À la lumière de ces faits, nous avons utilisé une variable fondée sur trois périodes correspondant à des environnements sociaux et juridiques différents issus des changements mentionnés précédemment. La première s'étend de 1974 à 1983, inclusivement – elle commence avant l'adoption de politiques favorables à l'inculpation et aux poursuites au Canada et englobe le moment de cette adoption. La deuxième période couvre 13 ans et va de 1984 à 1996 – elle vient après la mise en œuvre des politiques en question et se termine l'année de l'adoption du projet de loi C-41, c'est-à-dire 1996. Enfin, la dernière période compte six ans (1997 à 2002) – elle comprend les années qui ont suivi l'adoption du projet de loi C-41 et l'entrée en vigueur des modifications qu'il apportait au Code criminel.
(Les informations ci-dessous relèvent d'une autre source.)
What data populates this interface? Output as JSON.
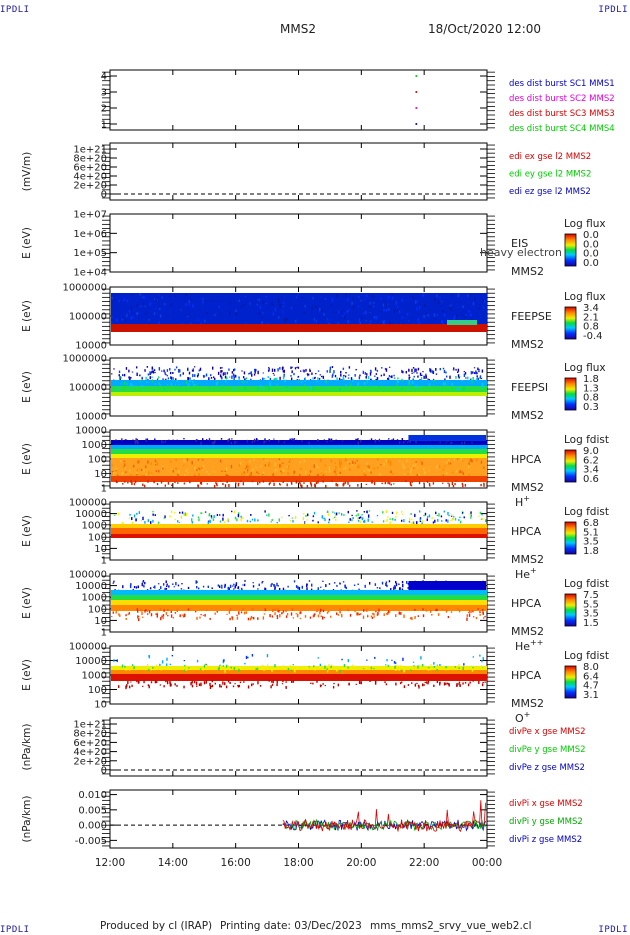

Comme l'indique le tableau 3.3, 38 % des affaires comprises dans notre échantillon ont été traitées pendant la première de ces périodes, 51 %, pendant la deuxième, et 11 % pendant la troisième, c'est-à-dire la plus récente[19].

Sexe

Si l'importance accordée à la relation intime par la justice pénale constitue l'objet de notre étude, il existe un lien étroit entre celle-ci et le sexe des protagonistes dans les crimes qui sont des cas de violence interpersonnelle; nous avons donc examiné les effets distincts et combinés du sexe de la victime et de l'accusé. L'une des constatations qui se dégagent de façon assez constante des études portant sur la détermination de la peine est que, chez les adultes, les délinquantes sont traitées avec plus de clémence que les délinquants (voir les articles suivants : Bickle et Peterson, 1991; Daly et Bordt, 1995; Odubekun, 1992; Steffensmeier et coll., 1993). En revanche, on a observé moins de différences en fonction du sexe dans les études portant sur les cas de non-lieu et de condamnations (Nagel et Hagan, 1982). Toutefois, des études antérieures sur la prise de décisions au sein du système de justice pénale ont examiné la question du sexe de l'accusé, mais il faut prendre en compte à la fois le sexe de l'accusé et celui de la victime pour évaluer isolément les différents effets de l'existence d'une relation intime (Felson et coll., 1999). Par exemple, les victimes et les agresseurs des femmes sont surtout des membres de la famille, particulièrement des partenaires intimes de sexe masculin, alors que, en ce qui concerne les hommes, victimes comme agresseurs sont principalement d'autres hommes, qu'il s'agisse ou non d'étrangers (Browne et Williams, 1989; Reiss et Roth, 1993). En outre, il a été démontré que le sexe de la victime a une incidence sur les résultats du processus pénal dans les cas d'homicides (Gross et Mauro, 1989; Rapaport, 1991) ainsi que sur la sévérité du verdict (Farrell et Swigert, 1986; Williams, 1976). Afin de d'évaluer les effets possibles du sexe sur la peine imposée, nous avons fait appel à une variable assignée pour prendre en considération le fait que l'accusé est un homme ou une femme. Conformément aux résultats des études antérieures portant sur les différences entre les sexes dans les cas de crime de violence, il ressort que les hommes forment la majorité (89 %) des accusés de notre échantillon. Nous avons également utilisé une variable pour tenir compte du fait que la victime était un homme ou une femme. Dans notre échantillon, les hommes représentaient un peu plus de 70 % des victimes.